I've been very interested in when a category $C$ is isomorphic to it's opposite category. Playing around, I conjecture that the following condition is necessary and sufficient for a category $C$ with zero-morphisms:
- For all objects $O$ in $C$ and morphisms $f$ where $\operatorname{src}(f)=O$, if both objects exist then $O/\operatorname{ker}(f)$ is isomorphic to $f(O)$.
Where the concepts of images, quotients, kernels are extended via universal properties.
Is this true? Does every "self-dual" category with zero-morphisms have this condition and is every category with this condition self-dual?
Your condition doesn't characterize self-dual categories, and in fact it is not even self-dual : indeed it holds in the category of groups but not in its dual.

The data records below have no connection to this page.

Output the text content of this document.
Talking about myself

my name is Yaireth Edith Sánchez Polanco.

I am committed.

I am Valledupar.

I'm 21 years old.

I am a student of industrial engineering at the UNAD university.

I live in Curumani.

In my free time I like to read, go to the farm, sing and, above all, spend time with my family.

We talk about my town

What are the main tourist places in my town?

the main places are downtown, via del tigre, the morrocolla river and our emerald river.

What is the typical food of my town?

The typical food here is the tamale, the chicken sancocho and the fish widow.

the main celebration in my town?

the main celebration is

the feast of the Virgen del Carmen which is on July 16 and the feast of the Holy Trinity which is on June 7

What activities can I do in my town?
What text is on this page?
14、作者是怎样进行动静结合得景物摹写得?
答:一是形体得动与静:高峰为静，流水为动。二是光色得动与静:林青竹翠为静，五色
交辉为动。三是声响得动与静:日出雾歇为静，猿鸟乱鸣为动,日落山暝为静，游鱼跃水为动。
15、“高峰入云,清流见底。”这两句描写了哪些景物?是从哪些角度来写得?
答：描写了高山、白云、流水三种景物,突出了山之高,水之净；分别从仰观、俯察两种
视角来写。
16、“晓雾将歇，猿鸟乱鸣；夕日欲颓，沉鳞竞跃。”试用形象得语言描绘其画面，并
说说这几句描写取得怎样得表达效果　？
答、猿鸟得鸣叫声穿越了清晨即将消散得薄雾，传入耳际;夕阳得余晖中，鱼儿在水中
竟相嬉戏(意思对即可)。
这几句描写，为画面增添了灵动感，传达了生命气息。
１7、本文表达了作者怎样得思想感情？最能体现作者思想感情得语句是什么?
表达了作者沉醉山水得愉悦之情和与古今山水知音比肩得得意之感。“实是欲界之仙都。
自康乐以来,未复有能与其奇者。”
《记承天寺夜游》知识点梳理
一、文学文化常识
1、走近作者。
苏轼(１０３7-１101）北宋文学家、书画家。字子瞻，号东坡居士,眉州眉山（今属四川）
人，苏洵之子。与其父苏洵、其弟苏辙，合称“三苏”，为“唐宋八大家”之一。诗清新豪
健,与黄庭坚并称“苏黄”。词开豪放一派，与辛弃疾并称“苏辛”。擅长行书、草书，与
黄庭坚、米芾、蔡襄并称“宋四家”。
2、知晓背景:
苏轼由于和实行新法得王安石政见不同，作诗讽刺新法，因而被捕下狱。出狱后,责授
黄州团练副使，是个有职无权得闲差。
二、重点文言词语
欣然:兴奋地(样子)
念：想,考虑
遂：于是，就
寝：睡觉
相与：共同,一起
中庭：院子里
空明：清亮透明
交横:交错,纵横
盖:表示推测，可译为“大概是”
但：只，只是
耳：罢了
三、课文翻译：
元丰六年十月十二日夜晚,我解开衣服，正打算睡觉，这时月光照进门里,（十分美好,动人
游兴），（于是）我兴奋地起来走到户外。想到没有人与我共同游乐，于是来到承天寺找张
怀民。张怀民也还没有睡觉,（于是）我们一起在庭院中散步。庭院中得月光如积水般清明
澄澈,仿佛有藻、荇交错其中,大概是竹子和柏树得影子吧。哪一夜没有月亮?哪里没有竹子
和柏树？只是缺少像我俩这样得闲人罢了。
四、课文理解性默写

Indeed, the first isomorphism theorem tells you precisely that for any group $G$ and group homomorphism $f:G\to H$, we have an isomorphism $G/\ker(f)\cong f(G)$, so the property holds. Now the quotient $G\to G/\ker(f)$ is the cokernel of the kernel of $f$; thus the dual property would be that the factorisation $G\to \ker(\operatorname{coker}(f))$ of $f$ through the kernel of its cokernel is an epimorphism, and thus surjective. But the cokernel of $f$ is the quotient by the normal closure $\widehat{f(G)}$ of its image; thus if the image of $f$ is not normal in $H$, the factorisation $G\to \ker(\operatorname{coker}(f))$ will be equal to the surjection $G\to f(G)$ followed by a proper injection $f(G)\to \widehat{f(G)}$, and thus it will not be surjective.
In particular, this tells you that even though it satisfies your condition, $\mathbf{Grp}$ is not equivalent to its dual.